Julia R. Pearce – selected by Bryce Tellmann
Julia R. Pearce was the first woman appointed to a United States Department of Agriculture Soil Survey team, in 1901. She reportedly created this opportunity for herself shortly after graduating from UC Berkeley by contacting the Secretary of Agriculture and telling him that she was willing to help fill the department’s shortage of skilled technicians. However, because her supervisor was uncomfortable with the idea of a woman doing fieldwork, she mainly worked as a map copyist. Shortly thereafter she transferred to Washington where she did laboratory work. Prior to this time, and for decades thereafter, women’s contributions to soil science in the United States often occurred in vital but unrecognized settings, assisting their husbands or maintaining maps and records.

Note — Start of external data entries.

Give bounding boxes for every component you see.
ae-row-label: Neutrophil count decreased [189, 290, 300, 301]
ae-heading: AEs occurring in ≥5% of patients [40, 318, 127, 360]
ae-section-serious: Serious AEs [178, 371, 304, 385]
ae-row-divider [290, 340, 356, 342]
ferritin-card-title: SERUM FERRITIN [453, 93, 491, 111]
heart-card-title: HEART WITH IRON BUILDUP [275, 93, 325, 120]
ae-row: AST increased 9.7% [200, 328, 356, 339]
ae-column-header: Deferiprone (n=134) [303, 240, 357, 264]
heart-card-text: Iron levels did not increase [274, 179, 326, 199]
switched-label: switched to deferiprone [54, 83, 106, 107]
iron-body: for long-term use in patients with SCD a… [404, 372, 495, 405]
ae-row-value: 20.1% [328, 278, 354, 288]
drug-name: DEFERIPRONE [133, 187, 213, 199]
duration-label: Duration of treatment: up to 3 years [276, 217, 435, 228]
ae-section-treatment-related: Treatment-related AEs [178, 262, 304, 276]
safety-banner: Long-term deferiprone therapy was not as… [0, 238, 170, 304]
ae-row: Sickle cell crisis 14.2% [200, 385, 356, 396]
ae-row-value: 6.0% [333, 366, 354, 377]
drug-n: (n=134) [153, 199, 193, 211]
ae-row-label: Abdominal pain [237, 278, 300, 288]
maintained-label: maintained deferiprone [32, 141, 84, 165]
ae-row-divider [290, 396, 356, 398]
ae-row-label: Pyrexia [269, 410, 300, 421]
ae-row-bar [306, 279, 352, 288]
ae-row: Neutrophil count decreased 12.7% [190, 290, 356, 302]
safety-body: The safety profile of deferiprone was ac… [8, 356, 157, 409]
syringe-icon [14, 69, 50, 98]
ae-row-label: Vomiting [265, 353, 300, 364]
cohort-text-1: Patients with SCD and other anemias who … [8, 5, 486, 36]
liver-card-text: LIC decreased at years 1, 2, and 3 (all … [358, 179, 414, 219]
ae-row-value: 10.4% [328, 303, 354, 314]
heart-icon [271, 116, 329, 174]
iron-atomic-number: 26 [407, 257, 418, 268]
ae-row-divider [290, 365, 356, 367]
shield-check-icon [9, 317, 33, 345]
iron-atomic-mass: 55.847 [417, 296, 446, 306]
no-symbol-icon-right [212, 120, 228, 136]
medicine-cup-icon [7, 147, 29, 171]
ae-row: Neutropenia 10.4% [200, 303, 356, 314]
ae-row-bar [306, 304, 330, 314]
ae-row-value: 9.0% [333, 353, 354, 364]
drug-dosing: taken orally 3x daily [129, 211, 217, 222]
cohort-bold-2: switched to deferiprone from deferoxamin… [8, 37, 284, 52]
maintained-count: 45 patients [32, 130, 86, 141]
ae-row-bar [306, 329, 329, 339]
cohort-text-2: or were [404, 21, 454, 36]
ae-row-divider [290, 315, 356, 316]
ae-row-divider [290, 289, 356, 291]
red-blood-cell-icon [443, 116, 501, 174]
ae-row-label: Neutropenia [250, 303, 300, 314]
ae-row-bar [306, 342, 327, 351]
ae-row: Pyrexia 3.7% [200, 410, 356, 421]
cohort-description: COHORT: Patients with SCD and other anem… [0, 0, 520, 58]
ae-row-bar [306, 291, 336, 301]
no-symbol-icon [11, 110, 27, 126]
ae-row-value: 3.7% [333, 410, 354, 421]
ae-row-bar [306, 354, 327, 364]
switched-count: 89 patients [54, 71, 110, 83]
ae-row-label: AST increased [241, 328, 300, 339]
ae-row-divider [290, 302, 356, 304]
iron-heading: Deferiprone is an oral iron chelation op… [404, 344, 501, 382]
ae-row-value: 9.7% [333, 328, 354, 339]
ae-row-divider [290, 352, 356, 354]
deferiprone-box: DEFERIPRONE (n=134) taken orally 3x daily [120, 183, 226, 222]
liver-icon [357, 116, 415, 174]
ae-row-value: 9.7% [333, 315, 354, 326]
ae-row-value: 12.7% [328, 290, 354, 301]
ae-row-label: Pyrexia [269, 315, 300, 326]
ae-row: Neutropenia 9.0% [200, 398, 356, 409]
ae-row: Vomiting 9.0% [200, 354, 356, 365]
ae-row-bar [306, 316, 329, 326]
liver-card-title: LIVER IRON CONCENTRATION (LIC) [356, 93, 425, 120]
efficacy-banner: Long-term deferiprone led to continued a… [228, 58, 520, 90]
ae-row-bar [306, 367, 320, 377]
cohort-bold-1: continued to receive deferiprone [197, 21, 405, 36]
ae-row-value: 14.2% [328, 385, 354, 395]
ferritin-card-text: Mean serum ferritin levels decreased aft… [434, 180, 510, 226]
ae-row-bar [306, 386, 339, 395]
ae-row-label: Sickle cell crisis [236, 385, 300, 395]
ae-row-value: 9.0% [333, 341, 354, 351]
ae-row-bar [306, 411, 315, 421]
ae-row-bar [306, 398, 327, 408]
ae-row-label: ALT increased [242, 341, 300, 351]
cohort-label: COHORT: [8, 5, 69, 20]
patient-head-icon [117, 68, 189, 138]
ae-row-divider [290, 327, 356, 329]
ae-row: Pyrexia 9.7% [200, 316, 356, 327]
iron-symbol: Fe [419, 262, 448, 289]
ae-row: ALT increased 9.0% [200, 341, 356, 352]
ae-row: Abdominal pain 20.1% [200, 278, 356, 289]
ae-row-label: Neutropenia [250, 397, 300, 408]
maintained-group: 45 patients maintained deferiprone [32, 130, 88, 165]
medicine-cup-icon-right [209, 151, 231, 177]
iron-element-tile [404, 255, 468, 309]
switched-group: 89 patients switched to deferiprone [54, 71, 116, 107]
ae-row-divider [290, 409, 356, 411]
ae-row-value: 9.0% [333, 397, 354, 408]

Rachel Carson – selected by Christy Tidwell
“What is silencing the voices of spring in countless towns in America?” This question from the opening “Fable for Tomorrow” in Rachel Carson’s Silent Spring (1962) drew attention to DDT, other pesticides, and the poisoning of the US landscape. Carson’s Silent Spring is widely acknowledged as one inspiration for the 20th century environmental movement, contributing to the creation of the Environmental Protection Agency (1970) and the passage of the Clean Air Act (1970) and the Federal Water Pollution Control Act (1972). When the book was published, however, she was met with harsh criticism, despite her years of experience as a biologist and her academic training (a master’s in zoology and much work toward a PhD). Reviewers and readers reacted with obviously gendered dismissals, calling her “hysterically emphatic” and “emotional and one-sided,” for instance. One letter to The New Yorker (which published the original articles that became the book) wrote, “As for insects, isn’t it just like a woman to be scared to death of a few little bugs!” The dismissal of her as a scientist, naturalist, and writer continued until her early death from cancer in 1964.
Silent Spring is the most memorable part of Carson’s career, but her other writing is worth remembering, too: Under the Sea-Wind (1941), The Sea Around Us (1951), and TheEdge of the Sea (1955). She loved the natural world and shared her love for it in her books and public appearances throughout her life. Her final book, The Sense of Wonder (published posthumously in 1965), emphasizes this. Based on a brief article published in Woman’s Home Companion, the book argues for the importance of sharing this kind of love with children.